Wow, thats awful and just so un-nessisary. You look NOTHING like a boy to me:S So I don't understand where that comment came from, but I can see why you'd be upset. My sister would never make a comment like that about me, but my brother once told me I look reaaally horrible without makeup on, kinda killed my self esteem aswell.


----------



## Adrienne (Jan 7, 2009)

Well that was completely rude and inappropriate, even if she thinks it was just a joke. You're not manly (how that could even be when looking at your picture) and you're really pretty. Haven't you always had problems with this one sister? It sounds like is just self-centered and jealous. Otherwise, why would she keep trying to mess with you?


----------



## Browneyes123 (Feb 14, 2009)

You don't look like a guy to me. And if you dress normally and guys hit on you than what is the problem? You are feminine. Any woman dressed up like a dude in baggy clothes and timbs is gonna be mistaken for a dude because that kind of clothing is not associated with feminity. You're fine just relax sweety


----------



## kylieteng (Feb 19, 2009)

Don't worry, in life you can't satisfy everyone.
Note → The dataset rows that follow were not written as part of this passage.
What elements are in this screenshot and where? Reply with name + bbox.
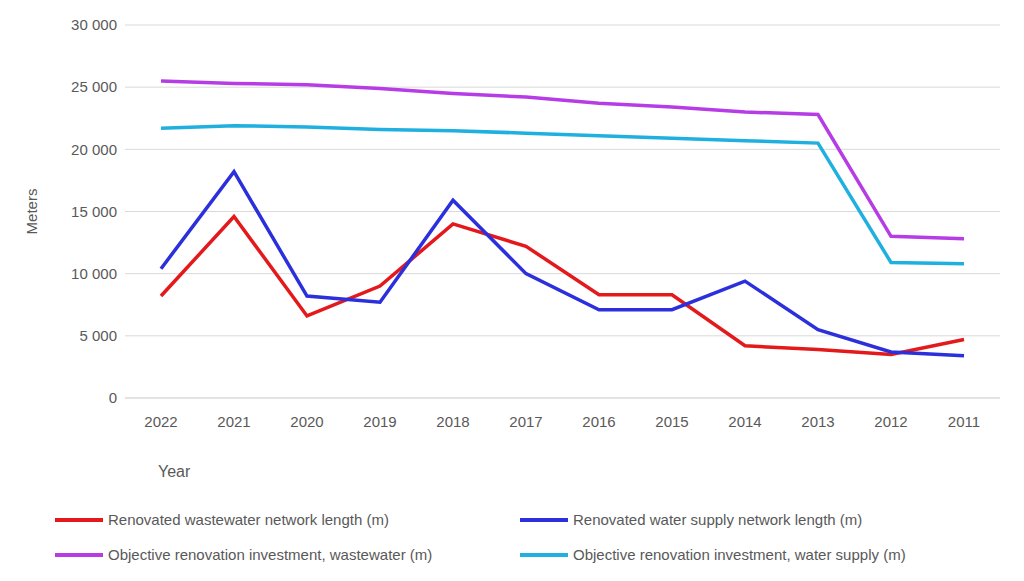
- svg-text:0: 0: [109, 389, 117, 406]
- svg-text:2015: 2015: [655, 413, 688, 430]
- svg-text:2017: 2017: [509, 413, 542, 430]
- svg-text:2018: 2018: [436, 413, 469, 430]
- svg-text:25 000: 25 000: [71, 78, 117, 95]
- html-text:Year: Year: [158, 463, 191, 480]
- html-text:Objective renovation investmen: Objective renovation investment, water s…: [573, 546, 906, 563]
- html-text:Renovated water supply network: Renovated water supply network length (m…: [573, 511, 863, 528]
- svg-text:2013: 2013: [801, 413, 834, 430]
- svg-text:Meters: Meters: [23, 189, 40, 235]
- svg-text:30 000: 30 000: [71, 16, 117, 33]
- svg-text:2011: 2011: [948, 413, 980, 430]
- svg-text:2022: 2022: [144, 413, 177, 430]
- svg-text:20 000: 20 000: [71, 141, 117, 158]
- svg-text:15 000: 15 000: [71, 203, 117, 220]
- svg-text:2014: 2014: [728, 413, 761, 430]
- html-text:Renovated wastewater network l: Renovated wastewater network length (m): [108, 511, 389, 528]
- svg-text:2020: 2020: [290, 413, 323, 430]
- svg-text:2012: 2012: [874, 413, 907, 430]
- svg-text:10 000: 10 000: [71, 265, 117, 282]
- svg-text:5 000: 5 000: [79, 327, 117, 344]
- svg-text:2021: 2021: [217, 413, 250, 430]
- svg-text:2016: 2016: [582, 413, 615, 430]
- svg-text:2019: 2019: [363, 413, 396, 430]
- html-text:Objective renovation investmen: Objective renovation investment, wastewa…: [108, 546, 433, 563]
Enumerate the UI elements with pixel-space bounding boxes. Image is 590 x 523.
If you don't believe in yourself, who will


----------



## candygalore (Feb 19, 2009)

honey you are very beautifull and if i was your bff and you came to me and told me what your sister say i will seriously **** slap her *** and do a madea on her *** im sorry but i can't stand rude,jugedmental people or people that just think they are funny when they are just being mean hell to the no gilrfriend that was wrong of her for saying that ummmmm don't let me start owww lord don't ever let anybody bring you down you have that power on you , if you wan someone to bring you down you have the rith to say hell to the no. so keep your head up ok.


----------